How do you overcome the kinks?

Remember the people we’re collaborating with there are very, very busy. They carry a lot of responsibilities. Although there is research, the infrastructure is not as developed as what we have here. The doctors who are interested in research will also have to earn a living by doing clinical work. They work in the Philippines General Hospital, which is a public hospital, and they have to have their own private practice. They have to juggle all these different things to make a living and to push research forward. Any time Peter [Veldkamp] and I are there or when they’re here, we maximize on those times to discuss projects and to get the process started. Because sometimes, when you send an email, it’s just really hard to get follow-through with all the work we’re doing here and they’re doing there.

I think the important thing is to get people high up in both institutions. Because if it weren’t for someone like Dr. Belizario and Peter (Veldkamp) and Maggie McDonald, I don’t think things would go where they’re going now, because (Edsel and I) were just ID fellows when we started the collaboration. Now, we just continue to renew our MOU.

Any other dreams you have?

To get a grant where we have a PI both here and there, and to be able to start a cohort and do treatment and prevention studies in the Philippines.
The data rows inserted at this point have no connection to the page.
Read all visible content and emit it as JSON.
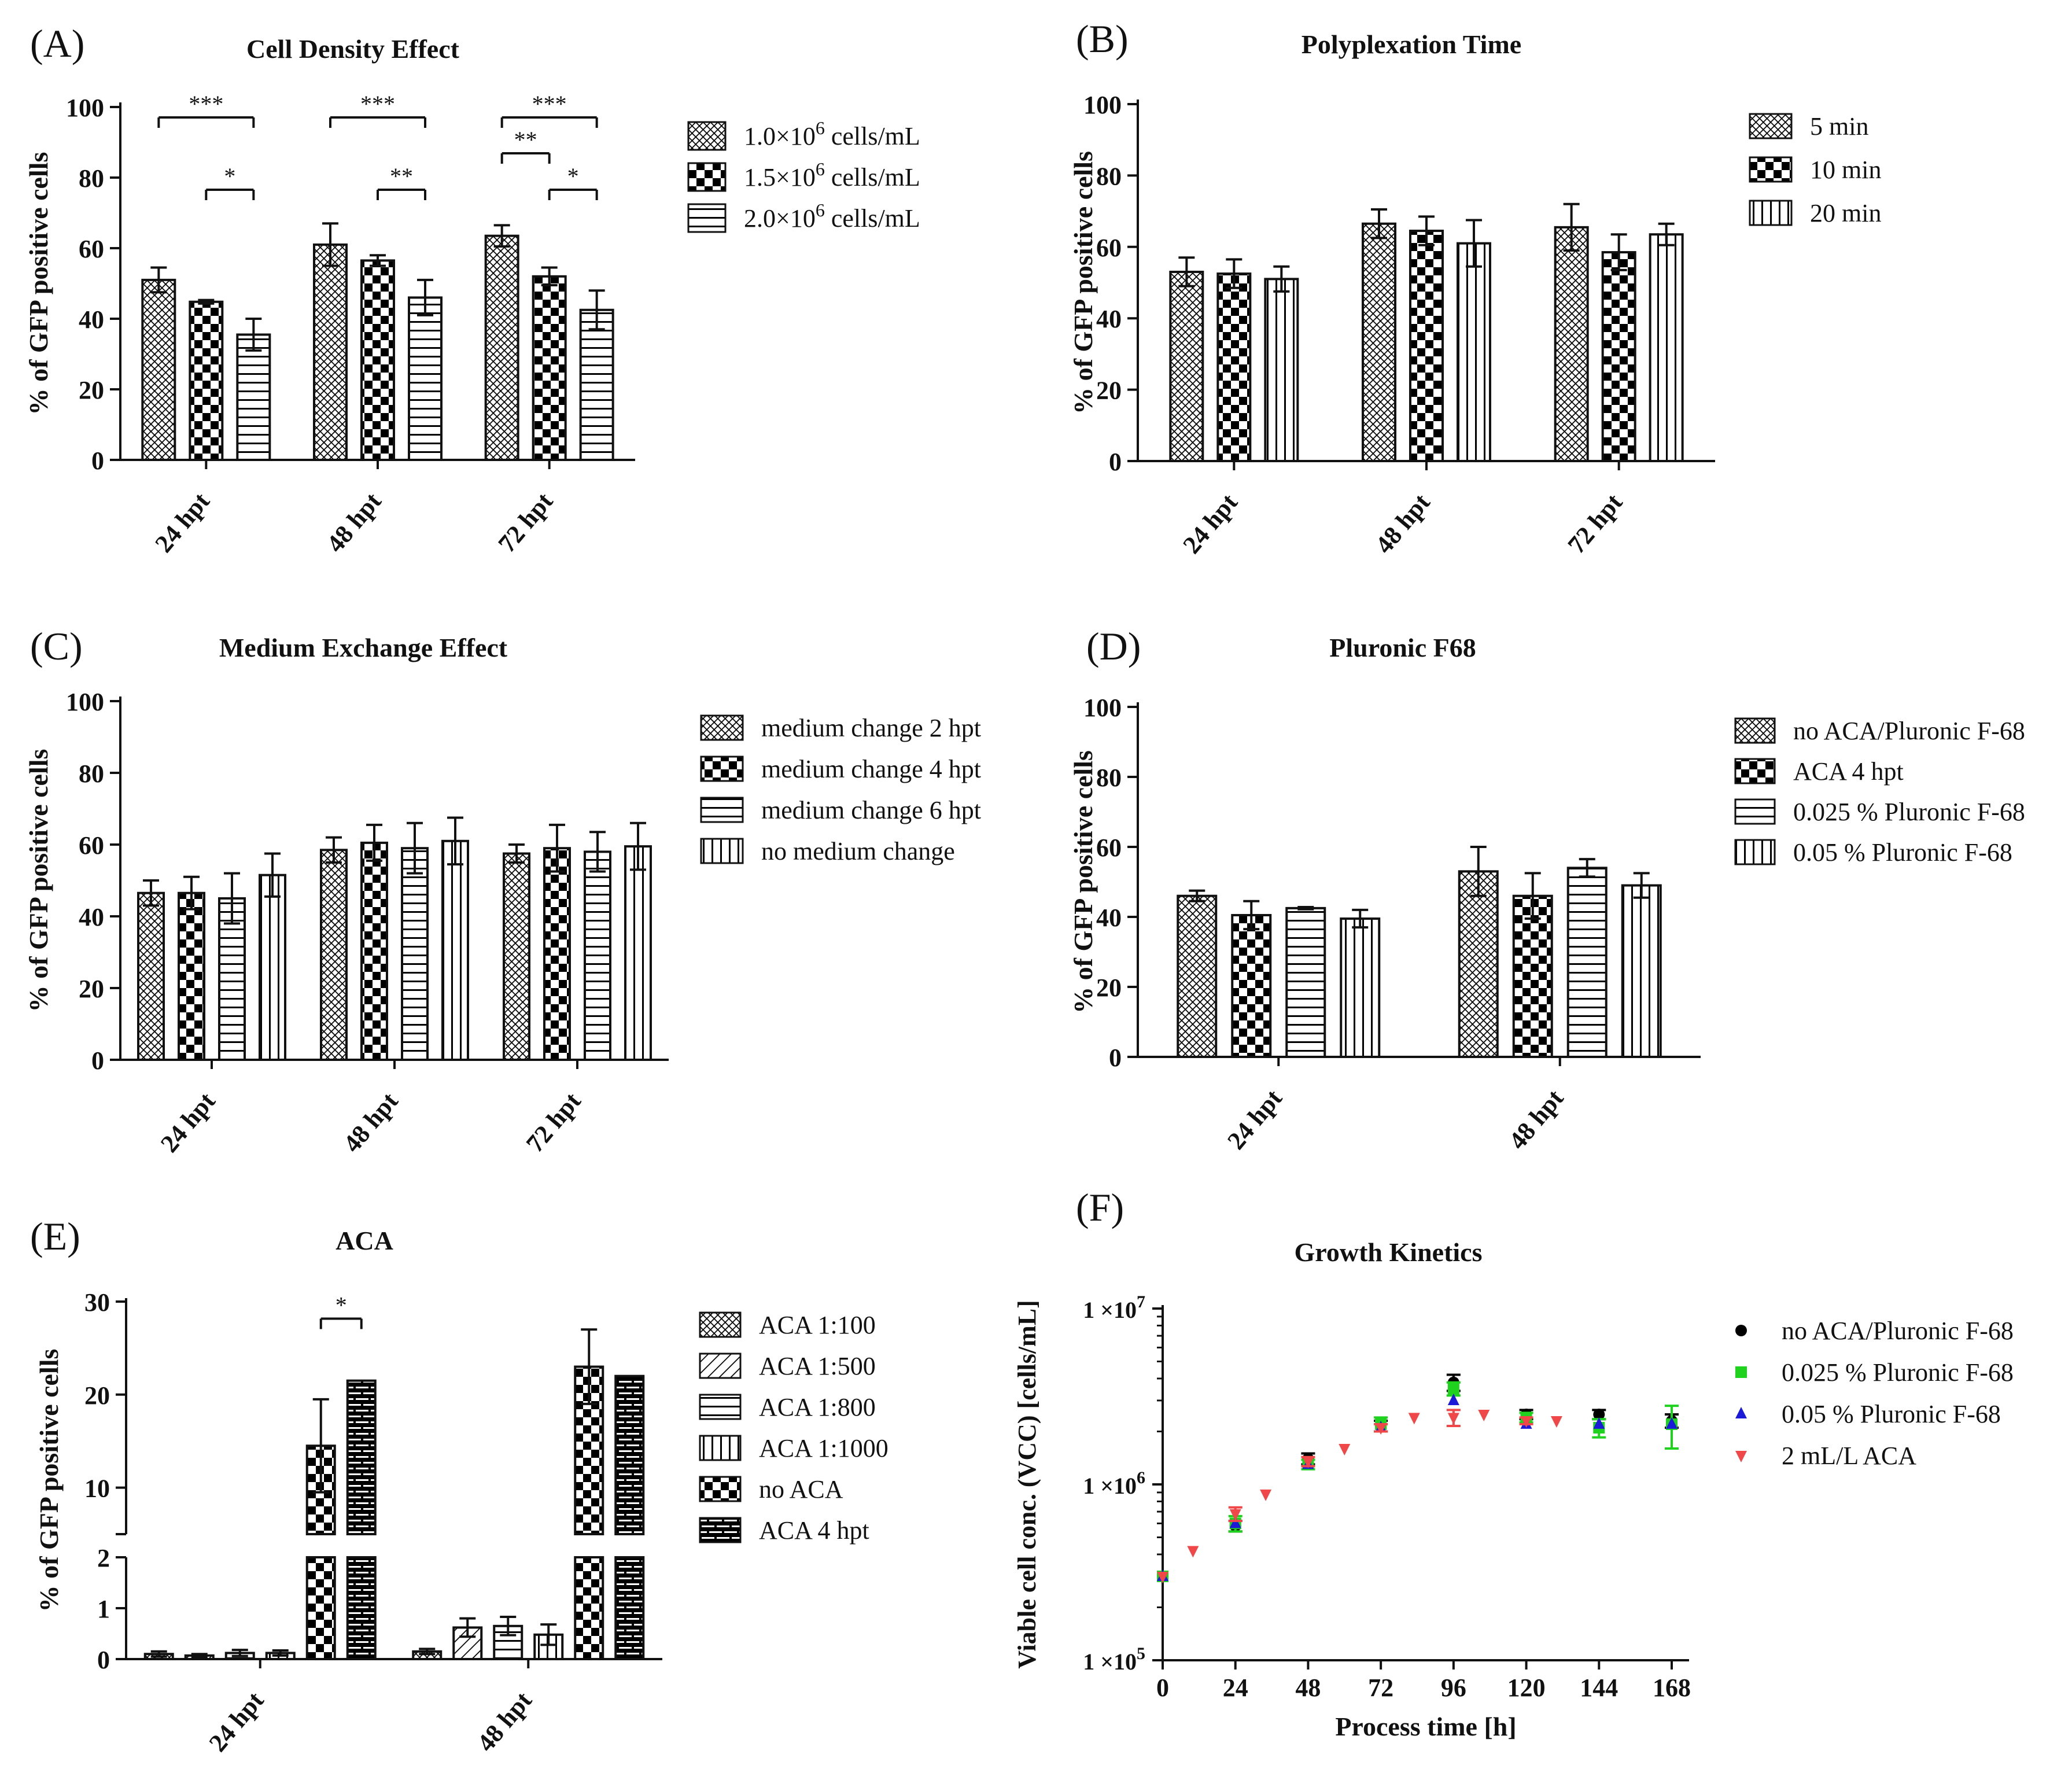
{
  "chart_data": [
    {
      "id": "A",
      "type": "bar",
      "panel_label": "(A)",
      "title": "Cell Density Effect",
      "ylabel": "% of GFP positive cells",
      "ylim": [
        0,
        100
      ],
      "yticks": [
        "0",
        "20",
        "40",
        "60",
        "80",
        "100"
      ],
      "categories": [
        "24 hpt",
        "48 hpt",
        "72 hpt"
      ],
      "series": [
        {
          "name": "1.0×10",
          "sup": "6",
          "tail": " cells/mL",
          "pattern": "p-dense",
          "values": [
            51,
            61,
            63.5
          ],
          "errors": [
            3.5,
            6,
            3
          ]
        },
        {
          "name": "1.5×10",
          "sup": "6",
          "tail": " cells/mL",
          "pattern": "p-check",
          "values": [
            44.8,
            56.5,
            52
          ],
          "errors": [
            0.5,
            1.5,
            2.5
          ]
        },
        {
          "name": "2.0×10",
          "sup": "6",
          "tail": " cells/mL",
          "pattern": "p-hlines",
          "values": [
            35.5,
            46,
            42.5
          ],
          "errors": [
            4.5,
            5,
            5.5
          ]
        }
      ],
      "significance": [
        {
          "cat": 0,
          "from": 0,
          "to": 2,
          "level": 1,
          "label": "***"
        },
        {
          "cat": 0,
          "from": 1,
          "to": 2,
          "level": 0,
          "label": "*"
        },
        {
          "cat": 1,
          "from": 0,
          "to": 2,
          "level": 1,
          "label": "***"
        },
        {
          "cat": 1,
          "from": 1,
          "to": 2,
          "level": 0,
          "label": "**"
        },
        {
          "cat": 2,
          "from": 0,
          "to": 2,
          "level": 2,
          "label": "***"
        },
        {
          "cat": 2,
          "from": 0,
          "to": 1,
          "level": 1,
          "label": "**"
        },
        {
          "cat": 2,
          "from": 1,
          "to": 2,
          "level": 0,
          "label": "*"
        }
      ]
    },
    {
      "id": "B",
      "type": "bar",
      "panel_label": "(B)",
      "title": "Polyplexation Time",
      "ylabel": "% of GFP positive cells",
      "ylim": [
        0,
        100
      ],
      "yticks": [
        "0",
        "20",
        "40",
        "60",
        "80",
        "100"
      ],
      "categories": [
        "24 hpt",
        "48 hpt",
        "72 hpt"
      ],
      "series": [
        {
          "name": "5 min",
          "pattern": "p-dense",
          "values": [
            53,
            66.5,
            65.5
          ],
          "errors": [
            4,
            4,
            6.5
          ]
        },
        {
          "name": "10 min",
          "pattern": "p-check",
          "values": [
            52.5,
            64.5,
            58.5
          ],
          "errors": [
            4,
            4,
            5
          ]
        },
        {
          "name": "20 min",
          "pattern": "p-vlines",
          "values": [
            51,
            61,
            63.5
          ],
          "errors": [
            3.5,
            6.5,
            3
          ]
        }
      ]
    },
    {
      "id": "C",
      "type": "bar",
      "panel_label": "(C)",
      "title": "Medium Exchange Effect",
      "ylabel": "% of GFP positive cells",
      "ylim": [
        0,
        100
      ],
      "yticks": [
        "0",
        "20",
        "40",
        "60",
        "80",
        "100"
      ],
      "categories": [
        "24 hpt",
        "48 hpt",
        "72 hpt"
      ],
      "series": [
        {
          "name": "medium change 2 hpt",
          "pattern": "p-dense",
          "values": [
            46.5,
            58.5,
            57.5
          ],
          "errors": [
            3.5,
            3.5,
            2.5
          ]
        },
        {
          "name": "medium change 4 hpt",
          "pattern": "p-check",
          "values": [
            46.5,
            60.5,
            59
          ],
          "errors": [
            4.5,
            5,
            6.5
          ]
        },
        {
          "name": "medium change 6 hpt",
          "pattern": "p-hlines",
          "values": [
            45,
            59,
            58
          ],
          "errors": [
            7,
            7,
            5.5
          ]
        },
        {
          "name": "no medium change",
          "pattern": "p-vlines",
          "values": [
            51.5,
            61,
            59.5
          ],
          "errors": [
            6,
            6.5,
            6.5
          ]
        }
      ]
    },
    {
      "id": "D",
      "type": "bar",
      "panel_label": "(D)",
      "title": "Pluronic F68",
      "ylabel": "% of GFP positive cells",
      "ylim": [
        0,
        100
      ],
      "yticks": [
        "0",
        "20",
        "40",
        "60",
        "80",
        "100"
      ],
      "categories": [
        "24 hpt",
        "48 hpt"
      ],
      "series": [
        {
          "name": "no ACA/Pluronic F-68",
          "pattern": "p-dense",
          "values": [
            46,
            53
          ],
          "errors": [
            1.5,
            7
          ]
        },
        {
          "name": "ACA 4 hpt",
          "pattern": "p-check",
          "values": [
            40.5,
            46
          ],
          "errors": [
            4,
            6.5
          ]
        },
        {
          "name": "0.025 % Pluronic F-68",
          "pattern": "p-hlines",
          "values": [
            42.5,
            54
          ],
          "errors": [
            0.3,
            2.5
          ]
        },
        {
          "name": "0.05 % Pluronic F-68",
          "pattern": "p-vlines",
          "values": [
            39.5,
            49
          ],
          "errors": [
            2.5,
            3.5
          ]
        }
      ]
    },
    {
      "id": "E",
      "type": "bar",
      "panel_label": "(E)",
      "title": "ACA",
      "ylabel": "% of GFP positive cells",
      "broken_axis": {
        "lower": [
          0,
          2
        ],
        "upper": [
          5,
          30
        ]
      },
      "yticks_lower": [
        "0",
        "1",
        "2"
      ],
      "yticks_upper": [
        "10",
        "20",
        "30"
      ],
      "categories": [
        "24 hpt",
        "48 hpt"
      ],
      "series": [
        {
          "name": "ACA 1:100",
          "pattern": "p-dense",
          "values": [
            0.1,
            0.15
          ],
          "errors": [
            0.05,
            0.05
          ]
        },
        {
          "name": "ACA 1:500",
          "pattern": "p-diag",
          "values": [
            0.07,
            0.62
          ],
          "errors": [
            0.03,
            0.18
          ]
        },
        {
          "name": "ACA 1:800",
          "pattern": "p-hlines",
          "values": [
            0.12,
            0.65
          ],
          "errors": [
            0.06,
            0.18
          ]
        },
        {
          "name": "ACA 1:1000",
          "pattern": "p-vlines",
          "values": [
            0.12,
            0.48
          ],
          "errors": [
            0.05,
            0.2
          ]
        },
        {
          "name": "no ACA",
          "pattern": "p-check",
          "values": [
            14.5,
            23
          ],
          "errors": [
            5,
            4
          ]
        },
        {
          "name": "ACA 4 hpt",
          "pattern": "p-brick",
          "values": [
            21.5,
            22
          ],
          "errors": [
            0,
            0
          ]
        }
      ],
      "significance": [
        {
          "cat": 0,
          "from": 4,
          "to": 5,
          "value": 21.2,
          "label": "*"
        }
      ]
    },
    {
      "id": "F",
      "type": "scatter",
      "panel_label": "(F)",
      "title": "Growth Kinetics",
      "xlabel": "Process time [h]",
      "ylabel": "Viable cell conc. (VCC) [cells/mL]",
      "yscale": "log",
      "ylim": [
        100000,
        10000000
      ],
      "yticks": [
        {
          "base": "1 ×10",
          "exp": "5",
          "value": 100000
        },
        {
          "base": "1 ×10",
          "exp": "6",
          "value": 1000000
        },
        {
          "base": "1 ×10",
          "exp": "7",
          "value": 10000000
        }
      ],
      "xlim": [
        0,
        168
      ],
      "xticks": [
        "0",
        "24",
        "48",
        "72",
        "96",
        "120",
        "144",
        "168"
      ],
      "series": [
        {
          "name": "no ACA/Pluronic F-68",
          "marker": "circle",
          "color": "#000000",
          "x": [
            0,
            24,
            48,
            72,
            96,
            120,
            144,
            168
          ],
          "y": [
            300000,
            580000,
            1400000,
            2150000,
            3800000,
            2500000,
            2500000,
            2300000
          ],
          "err": [
            0,
            40000,
            100000,
            150000,
            400000,
            150000,
            150000,
            200000
          ]
        },
        {
          "name": "0.025 % Pluronic F-68",
          "marker": "square",
          "color": "#1ed21e",
          "x": [
            0,
            24,
            48,
            72,
            96,
            120,
            144,
            168
          ],
          "y": [
            300000,
            600000,
            1300000,
            2200000,
            3500000,
            2400000,
            2100000,
            2200000
          ],
          "err": [
            0,
            60000,
            80000,
            200000,
            300000,
            150000,
            250000,
            600000
          ]
        },
        {
          "name": "0.05 % Pluronic F-68",
          "marker": "triangle-up",
          "color": "#1a1ad8",
          "x": [
            0,
            24,
            48,
            72,
            96,
            120,
            144,
            168
          ],
          "y": [
            300000,
            600000,
            1300000,
            2100000,
            3000000,
            2200000,
            2200000,
            2200000
          ],
          "err": [
            0,
            0,
            0,
            0,
            0,
            0,
            0,
            0
          ]
        },
        {
          "name": "2 mL/L ACA",
          "marker": "triangle-down",
          "color": "#f04848",
          "x": [
            0,
            10,
            24,
            34,
            48,
            60,
            72,
            83,
            96,
            106,
            120,
            130
          ],
          "y": [
            300000,
            420000,
            680000,
            880000,
            1350000,
            1600000,
            2100000,
            2400000,
            2400000,
            2500000,
            2300000,
            2300000
          ],
          "err": [
            0,
            0,
            60000,
            0,
            80000,
            0,
            100000,
            0,
            250000,
            0,
            100000,
            0
          ]
        }
      ]
    }
  ]
}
Also, to get more people from the Philippines to do additional training here in HIV research.

On his medical education in the Philippines and his motivations for continuing this work.

Since the government paid for a great majority of our tuition in medical school, I believe that it’s our duty to be able to give back…and that’s one of the things I always keep in the back of my head as to why I keep on doing this because [the government] really helped me out. Also my dad’s a doctor and he was the Chairman of our barangay [village; several villages make up the town/city], and because of that, my sister and I were considered barangay scholars, so we paid even less. I think in the first two years of medical school I was paying about $3 a semester. And it’s the premier medical school in the Philippines.  You don’t forget something like that, and so this collaboration has to continue to go on.